Differentially enriched pathways at BL (A) and from BL to M2 (B, C) by change in CD4+ T cell HIV-1 RNA are shown. Response to two months of everolimus therapy in terms of changes in CD4 HIV RNA was significantly associated with both positive and negative changes in gene pathway enrichment (A). A greater decrease in mTORC1 signaling was significantly associated with greater decreases in CD4+ T cell associated HIV RNA from baseline to month 2 and month 12 as shown in (B and C) suggesting sustained impact on mTOR signalling and HIV transcriptional silencing up to 6 months following cessation of everolimus (Pt 10 who remained on therapy through M12).

Figure 7.

Differentially enriched pathways from BL to M2 (A) and BL to M12 (B) by time-averaged everolimus trough level (BL through M2).
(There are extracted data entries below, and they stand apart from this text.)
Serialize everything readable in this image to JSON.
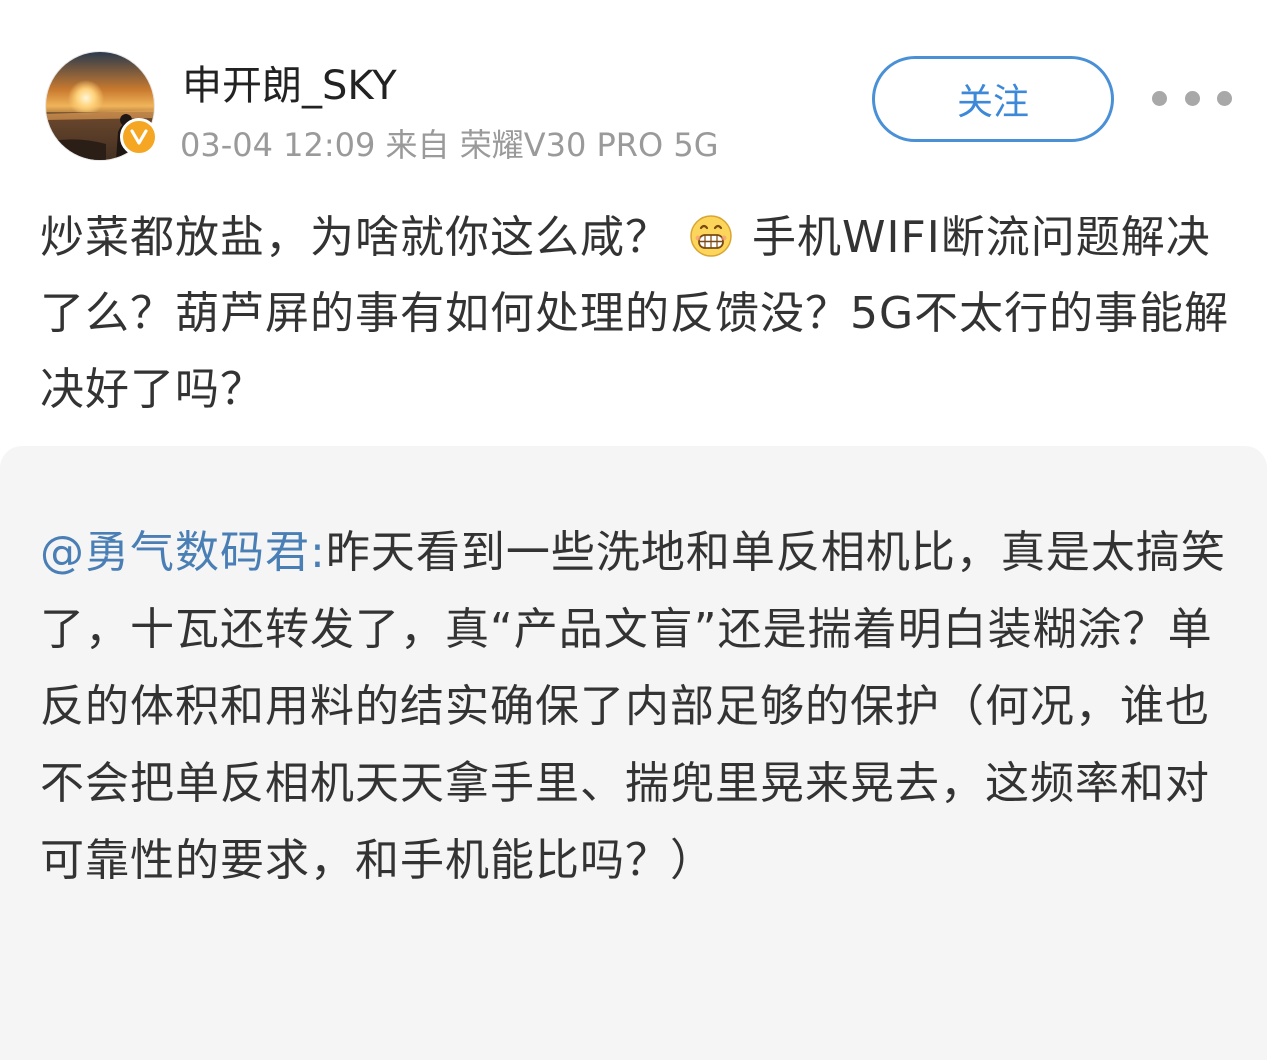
{
  "author": {
    "name": "申开朗_SKY",
    "meta": "03-04 12:09 来自 荣耀V30 PRO 5G",
    "verified": true,
    "badge_color": "#f5a623",
    "avatar_icon": "sunset-photo-avatar"
  },
  "actions": {
    "follow_label": "关注",
    "more_icon": "more-dots-icon",
    "accent_color": "#4a90d6"
  },
  "post": {
    "text_before_emoji": "炒菜都放盐，为啥就你这么咸？",
    "emoji_icon": "grin-emoji-icon",
    "text_after_emoji": "手机WIFI断流问题解决了么？葫芦屏的事有如何处理的反馈没？5G不太行的事能解决好了吗？"
  },
  "repost": {
    "mention": "@勇气数码君:",
    "mention_color": "#4a7fb5",
    "text": "昨天看到一些洗地和单反相机比，真是太搞笑了，十瓦还转发了，真“产品文盲”还是揣着明白装糊涂？单反的体积和用料的结实确保了内部足够的保护（何况，谁也不会把单反相机天天拿手里、揣兜里晃来晃去，这频率和对可靠性的要求，和手机能比吗？）",
    "background": "#f5f5f5"
  }
}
Increased everolimus trough levels during the first two months of treatment were significantly correlated with decreased mTORC1, TNFα and TGFβ Hallmark pathways among others involved in apoptosis and cell stress response over the first 2 months of mTORC inhibitor therapy. Of note, downregulation of mTORC1 signaling was also seen at M12, 6 months following cessation of everolimus treatment (with the exception of Pt 10 who remained on therapy through M12). Everolimus trough levels from baseline to through M2 and through M6 inversely correlated with CCR5 gene expression at M6 (C).